Acılarım zelzele olmuş her darbede beni sarsarken iyi olmak uzun zamandır hissedemediğim bir şeydi.
Sadece kafamı göğsüne koyup sarıldım.Ona sığınıp saklanmaya ihtiyacım vardı.Sevgi dolu bedeni hemen çevrelemişti beni.

Annem de benim gibi sessiz kalmayı tercih etmişti.Ben ona bir cevap veremeyecektim zaten.Bir süre daha öyle durduktan sonra annemden ayrılıp eski konumuma geri döndüm.
Dizlerimi kendime çekmiş alnımı dizlerime koymuştum.

Annemin gözlerinin bende olduğunu biliyordum.Bir şey söylemek istiyor ama vazgeçiyordu.Ağzında kelimeleri geveliyordu.
"Benim çıkmam gerek.Ama kendini iyi hissetmiyorsan burada kalabilirim." dedi gözlerime bakmak için kafasını eğerken.
Kafamı 'Hayır'anlamında sallayıp yatağıma uzandım tekrar.Bana uzun uzun bakmış sonra gitmişti.

Gözlerimi kapatıp içimdeki çığlık çığlığa bağıran sesleri durdurmanın tek yolu olan uyumayı denedim.
Başarılı olmuştum da!Tam uykuya geçecekken bu sefer tıklanan camımdı.Aldırış etmeden yatakta diğer tarafa döndüm.
"Isabel camı aç!"
Duyduğum ses ile sıkı sıkı kulaklarımı kapamıştım.Onun sesi bile bana acı veriyordu.Böyle bir şeyi duygusuzca yapması-.Durdum.Düşünmeyecektim.

Camın her tıklanışı beynimde her türlü enstürmanın çaldığı hissini uyandırıyordu.
"Sen bilirsin!"
Bu anlamak için uğraşmadığım cümlesinin ardından camım birkez daha zorla o canavarı odama sunmuştu.

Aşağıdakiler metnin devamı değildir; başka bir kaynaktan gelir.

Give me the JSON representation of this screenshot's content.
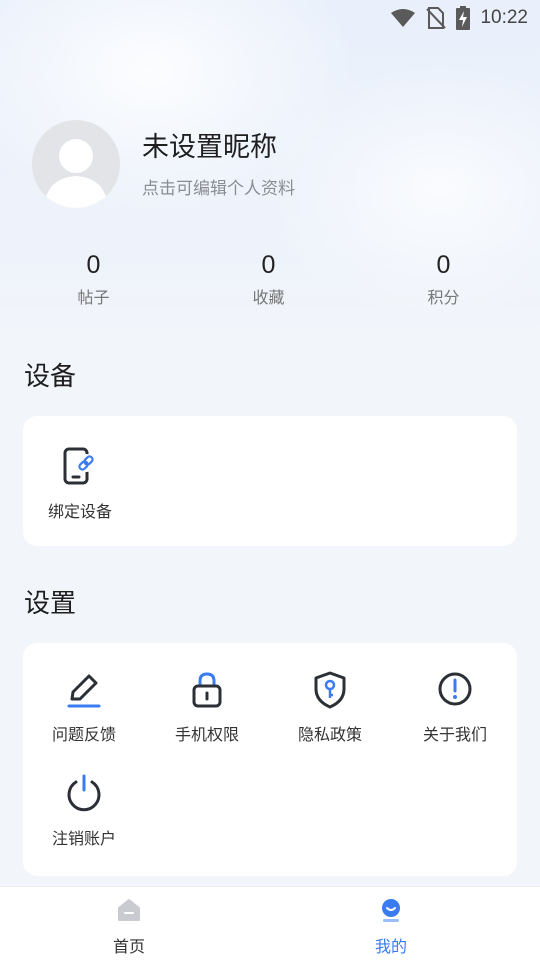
{
  "status_bar": {
    "time": "10:22"
  },
  "profile": {
    "nickname": "未设置昵称",
    "edit_hint": "点击可编辑个人资料"
  },
  "stats": [
    {
      "value": "0",
      "label": "帖子"
    },
    {
      "value": "0",
      "label": "收藏"
    },
    {
      "value": "0",
      "label": "积分"
    }
  ],
  "device_section": {
    "title": "设备",
    "items": [
      {
        "label": "绑定设备",
        "icon": "phone-link-icon"
      }
    ]
  },
  "settings_section": {
    "title": "设置",
    "items": [
      {
        "label": "问题反馈",
        "icon": "pencil-icon"
      },
      {
        "label": "手机权限",
        "icon": "lock-icon"
      },
      {
        "label": "隐私政策",
        "icon": "shield-key-icon"
      },
      {
        "label": "关于我们",
        "icon": "info-exclamation-icon"
      },
      {
        "label": "注销账户",
        "icon": "power-icon"
      }
    ]
  },
  "bottom_nav": {
    "items": [
      {
        "label": "首页",
        "icon": "home-icon",
        "active": false
      },
      {
        "label": "我的",
        "icon": "profile-icon",
        "active": true
      }
    ]
  },
  "colors": {
    "accent": "#3a7bf0",
    "icon_dark": "#2b2f36"
  }
}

Hiç kıpırdamadan yastığımın desenleriyle olan bakışmamızı sürdürüyordum.
Arkamda bir yerlerde gözlerinin bende olduğuna emindim.Karşıma geçmemesi o kadar iyiydi ki!Biraz olsun üzerimdeki stres azalmıştı.
"Seni krallığa götürmem lazım.Melez alarmı verildiği için güvenlik açısından bizim sarayda olmamız gerekiyor.Kralın kesin emri!"

Her bir cümlesi ile dışarıdan hiçbir görüntü değişikliğine uğramasam da içimde fırtınalar kopmuştu.Ben ateşten kaçmak isterken cehennemin dibine gidecektim.Karşı gelmek istemiyordum.Hiçbir işe yaramayacaktı.Her şeye karşı nötrdüm.Tek endişem ailemdi.Bu sürede süper zeki canavar ne açıklama yapamam gerektiğini düşünmüş müydü?Çok geçmeden yanıtımı bulmuştum.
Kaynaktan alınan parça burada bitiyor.